New research suggests common supplement may lower risk of skin cancer by 23 percent.

Fight skin cancer for just 10 bucks a month? You can, with vitamin B3, according to new research from Australia.
The study found that nicotinamide, a form of vitamin B3, may reduce non-melanoma skin cancers by 23 percent when taken twice daily.
The research is scheduled for presentation at the upcoming annual meeting of the American Society of Clinical Oncology on May 30. Findings presented at meetings are generally considered preliminary until they've been published in a peer-reviewed journal.

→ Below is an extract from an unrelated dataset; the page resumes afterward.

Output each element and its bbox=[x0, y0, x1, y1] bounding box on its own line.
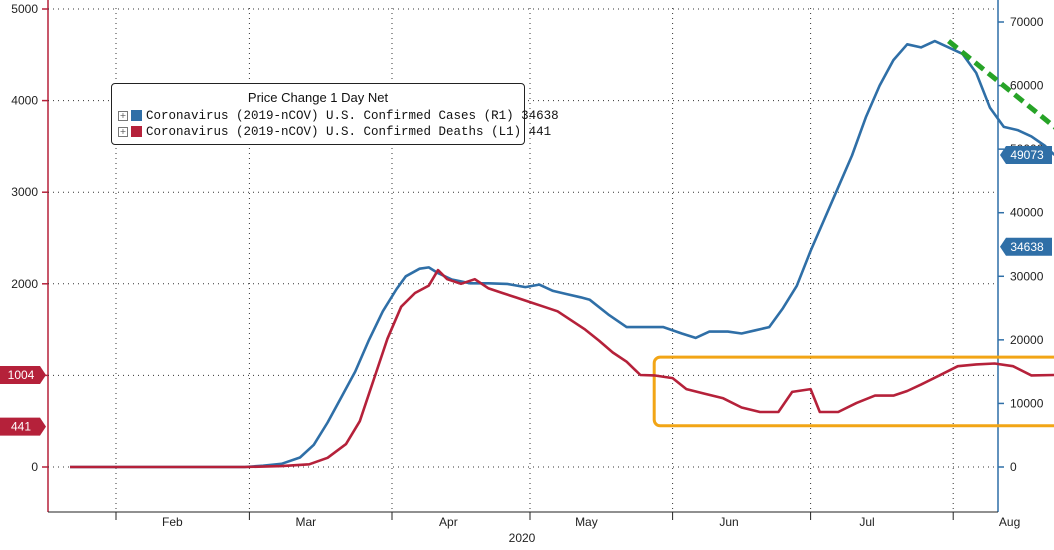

"It's safe, it's almost obscenely inexpensive, and it's already widely commercially available," senior author Dr. Diona Damian, a professor of dermatology at the University of Sydney, told HealthDay.
The most common form of cancer in the U.S., 5 million cases of skin cancer are treated every year, she said.
According to Damian, earlier studies indicated that nicotinamide can provide skin cells with an energy boost, enhancing DNA repair and strengthening the skin's immune system. The researchers designed their study to test whether this would help protect against skin cancer. The study included nearly 400 high-risk patients who had had at least two non-melanoma skin cancers during the previous five years. Two thirds were men, and their average at was 66.
Half of the group took nicotinamide twice daily for a year. The other half took a placebo. Dermatologists checked for skin cancer every three months.
The people taking nicotinamide showed quickly. “"This reduction in skin cancers seemed to start as early as the first three-month visit," Damian said. By the end of the one-year study period, new non-melanoma skin cancer rates were down 23 percent in the nicotinamide group compared to the placebo group.
Last year, a Spanish study found that a B3 derivative may prevent liver cancer in mice.